Imaging experiments in mice conducted at MSKCC showed that the new particle platform, or "probe," can be molecularly customized to target surface receptors or other molecules that are expressed on tumor surfaces or even within tumors, and then imaged to evaluate various biological properties of the tumor, including the extent of a tumor's blood vessels, cell death, treatment response and invasive or metastatic spread to lymph nodes and distant organs.

Developed at Cornell University and modified at MSKCC, C dots have been optimized for use in optical and PET imaging and can be tailored to any particle size without adversely impacting its fluorescent properties. For the first time, researchers were able to make them small enough (in the 5 nanometer range) to remain in the bloodstream for a reasonable amount of time and be efficiently excreted by the kidneys. They were also able to increase their brightness by 300 percent, enabling cancer cells to be tracked for longer periods of time in the body.

The inner core is encapsulated in a shell of silica, a nontoxic element naturally found in fruits, grains, and vegetables, and contains optical dyes that emit light at longer wavelengths, resulting in an overall improvement in image quality compared to dyes that are commercially available.

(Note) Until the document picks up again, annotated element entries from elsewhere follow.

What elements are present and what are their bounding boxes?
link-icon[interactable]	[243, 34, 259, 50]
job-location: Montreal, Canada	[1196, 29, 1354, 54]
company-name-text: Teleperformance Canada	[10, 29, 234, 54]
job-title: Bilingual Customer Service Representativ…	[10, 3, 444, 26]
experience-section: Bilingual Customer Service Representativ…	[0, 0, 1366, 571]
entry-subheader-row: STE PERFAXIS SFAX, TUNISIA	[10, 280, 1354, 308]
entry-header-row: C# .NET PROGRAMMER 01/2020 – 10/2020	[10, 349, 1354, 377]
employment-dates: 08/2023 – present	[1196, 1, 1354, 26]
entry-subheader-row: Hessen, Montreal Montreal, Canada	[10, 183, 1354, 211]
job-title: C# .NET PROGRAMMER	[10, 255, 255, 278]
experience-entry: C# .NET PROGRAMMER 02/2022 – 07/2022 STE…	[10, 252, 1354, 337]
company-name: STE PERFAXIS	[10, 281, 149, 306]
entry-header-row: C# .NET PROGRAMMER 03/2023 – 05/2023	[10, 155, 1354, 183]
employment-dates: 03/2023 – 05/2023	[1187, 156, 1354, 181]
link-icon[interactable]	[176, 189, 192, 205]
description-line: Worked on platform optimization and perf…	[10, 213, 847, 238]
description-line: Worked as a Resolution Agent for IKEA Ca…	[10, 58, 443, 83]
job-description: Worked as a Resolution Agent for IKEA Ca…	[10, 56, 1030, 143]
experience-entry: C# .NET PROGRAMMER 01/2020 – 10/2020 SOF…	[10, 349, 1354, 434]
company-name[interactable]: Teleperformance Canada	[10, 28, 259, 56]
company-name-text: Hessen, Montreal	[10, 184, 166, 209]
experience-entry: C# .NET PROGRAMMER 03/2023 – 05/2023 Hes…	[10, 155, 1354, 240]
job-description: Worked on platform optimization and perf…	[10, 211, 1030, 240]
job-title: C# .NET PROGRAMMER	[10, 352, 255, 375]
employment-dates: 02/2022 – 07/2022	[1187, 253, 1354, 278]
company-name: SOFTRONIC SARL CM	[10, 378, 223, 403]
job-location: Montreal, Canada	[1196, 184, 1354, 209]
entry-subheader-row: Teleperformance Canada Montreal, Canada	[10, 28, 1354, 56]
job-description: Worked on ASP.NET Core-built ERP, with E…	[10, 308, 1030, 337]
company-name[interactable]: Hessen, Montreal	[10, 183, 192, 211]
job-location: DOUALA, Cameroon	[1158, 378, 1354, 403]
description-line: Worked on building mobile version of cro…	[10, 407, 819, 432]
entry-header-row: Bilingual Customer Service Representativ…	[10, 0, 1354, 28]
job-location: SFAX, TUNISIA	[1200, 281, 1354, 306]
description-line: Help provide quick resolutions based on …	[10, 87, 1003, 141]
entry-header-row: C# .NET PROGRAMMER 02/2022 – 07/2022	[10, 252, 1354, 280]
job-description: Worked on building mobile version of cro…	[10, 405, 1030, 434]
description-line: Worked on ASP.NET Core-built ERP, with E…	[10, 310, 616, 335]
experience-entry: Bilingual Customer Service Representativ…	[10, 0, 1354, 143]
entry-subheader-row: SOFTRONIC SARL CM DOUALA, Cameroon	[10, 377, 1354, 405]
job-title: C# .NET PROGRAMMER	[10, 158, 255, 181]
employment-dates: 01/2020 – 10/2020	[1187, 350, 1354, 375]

Investigators also found that adding another type of molecular coating, called pegylation, protected C dots from being recognized by the body as foreign substances, thereby effectively extending the circulation time to improve tumor-targeting capabilities.

By comparison, first generation nanoparticles, called quantum dots, offer excellent brightness and provide good contrast during imaging, but their clinical potential is limited by their large size and risk of toxicity, according to the authors.

The researchers concluded that while the next generation of nanoparticles holds much clinical promise, more work needs to be done before C dots are approved for use in humans. They said that the information gained from imaging tumors targeted with C dots may ultimately assist physicians in defining tumor borders for surgery, determining the extent of a tumor's spread, mapping lymph node disease, and improving real-time visualization of small vascular beds, anatomic channels and neural structures during surgery.

The study was supported by a grant from the Clinical and Translation Science Center at Weill Cornell Medical College and the Cornell Nanobiotechnology Center.